During the fateful year of 1944 in Nazi occupied Lithuania, Jonas and Adolfas were living with their well-known uncle, pastor Povilas Jašinskas of the Biržai Evangelical Reformed Church, in the attic of the rectory where they had a typewriter on which they would transcribe hand-written texts for the underground press. One night, their typewriter disappeared from the stack of logs in which it had been hidden. This did not bode well for the brothers. Without further delay, they decided to leave Lithuania. During their journey through Germany, they were taken as prisoners of war by the Nazis and sent to a forced labor camp in Elmshorn.

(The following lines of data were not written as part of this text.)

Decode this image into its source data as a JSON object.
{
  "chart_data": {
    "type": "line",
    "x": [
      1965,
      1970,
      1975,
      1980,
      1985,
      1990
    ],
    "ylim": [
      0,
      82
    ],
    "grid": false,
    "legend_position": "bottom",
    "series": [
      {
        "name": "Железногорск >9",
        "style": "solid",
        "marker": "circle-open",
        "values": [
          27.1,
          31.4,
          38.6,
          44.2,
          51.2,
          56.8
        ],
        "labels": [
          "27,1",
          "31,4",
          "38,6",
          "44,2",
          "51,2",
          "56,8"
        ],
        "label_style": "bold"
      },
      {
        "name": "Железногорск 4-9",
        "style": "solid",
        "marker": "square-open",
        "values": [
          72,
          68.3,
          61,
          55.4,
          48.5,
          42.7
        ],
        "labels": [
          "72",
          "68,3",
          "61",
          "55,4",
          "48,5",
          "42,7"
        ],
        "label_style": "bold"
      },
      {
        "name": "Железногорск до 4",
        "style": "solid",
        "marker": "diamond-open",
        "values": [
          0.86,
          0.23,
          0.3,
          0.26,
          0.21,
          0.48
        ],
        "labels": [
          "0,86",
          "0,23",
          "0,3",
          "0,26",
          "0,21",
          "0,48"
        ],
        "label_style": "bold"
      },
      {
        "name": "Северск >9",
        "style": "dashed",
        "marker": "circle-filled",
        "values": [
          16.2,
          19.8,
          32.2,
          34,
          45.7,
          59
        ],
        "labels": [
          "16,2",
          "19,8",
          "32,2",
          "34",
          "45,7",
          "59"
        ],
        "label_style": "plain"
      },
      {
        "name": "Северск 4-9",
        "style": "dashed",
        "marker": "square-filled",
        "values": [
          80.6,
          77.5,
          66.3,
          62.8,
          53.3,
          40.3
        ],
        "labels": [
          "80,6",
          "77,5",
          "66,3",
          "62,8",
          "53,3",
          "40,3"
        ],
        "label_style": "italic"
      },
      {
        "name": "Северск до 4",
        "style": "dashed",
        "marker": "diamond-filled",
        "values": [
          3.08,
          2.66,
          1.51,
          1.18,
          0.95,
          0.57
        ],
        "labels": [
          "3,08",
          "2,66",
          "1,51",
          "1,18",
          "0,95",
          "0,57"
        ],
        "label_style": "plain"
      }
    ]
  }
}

The Mekas brothers were later released to a Displaced Persons (DP) Camp in Wiesbaden where they continued their search for their own unique path and original means of expression. Constant hunger was not able to stifle their youthful enthusiasm and desire to create. Among a variety of other activities, Jonas and Adolfas began to publish Glimpses, an avant-garde non-periodical cultural magazine with a group of friends with the same destiny. After being transferred to another DP camp in Kassel, Jonas wrote his collection of poems Idylls of Semeniskiai, widely considered to be one of his most important literary works.

Kęstutis Pikūnas

In 1949, after five years in Germany, in a letter to fellow writer Algirdas Landsbergis Jonas writes:

Jerome Algirdas! On Tuesday, Adolfas and I will set sail on the USS General Howze together with 1,300 other DPs. <…> Everything went so smoothly that it surprised us. It would be good if we could meet for a day or so in New York to wander around. That’s one mission. If you’re not at work when the ship arrives, perhaps you could meet us? Even though I don’t know the rules ifwe’ll be allowed to stay there for a day or two. I’ll try to find out. I’m not sorry either to leave the bogs of Europe. I’m only sorry about Indian summer in this flat land of windmills and piles of pulled up beets. And the forests are already falling, it’s brown and yellow everywhere – the entire palette of autumn is laid out in the stalls of markets and the endless fields. So, I do feel a bit sorry when I’m walking around. The devil only knows what those autumns are like in America and what are the colors and fruit and fog, and wind, and horizons and whether they have Indian summers and if there are stacks of flax in the fields and windmills with their four wingssplayed across the sky. So, I’ll soon be able to see everything for myself.”

The desire to “wander around” led the brothers to a world in which you need to live in the “here and now.”

***

P.S. In answer to the question as to whether this book is about Mekas. Probably not. It’s not about Mekas, but about the Mekas Mecca of Semeniškiai. A place, where, most likely, there is room for everything.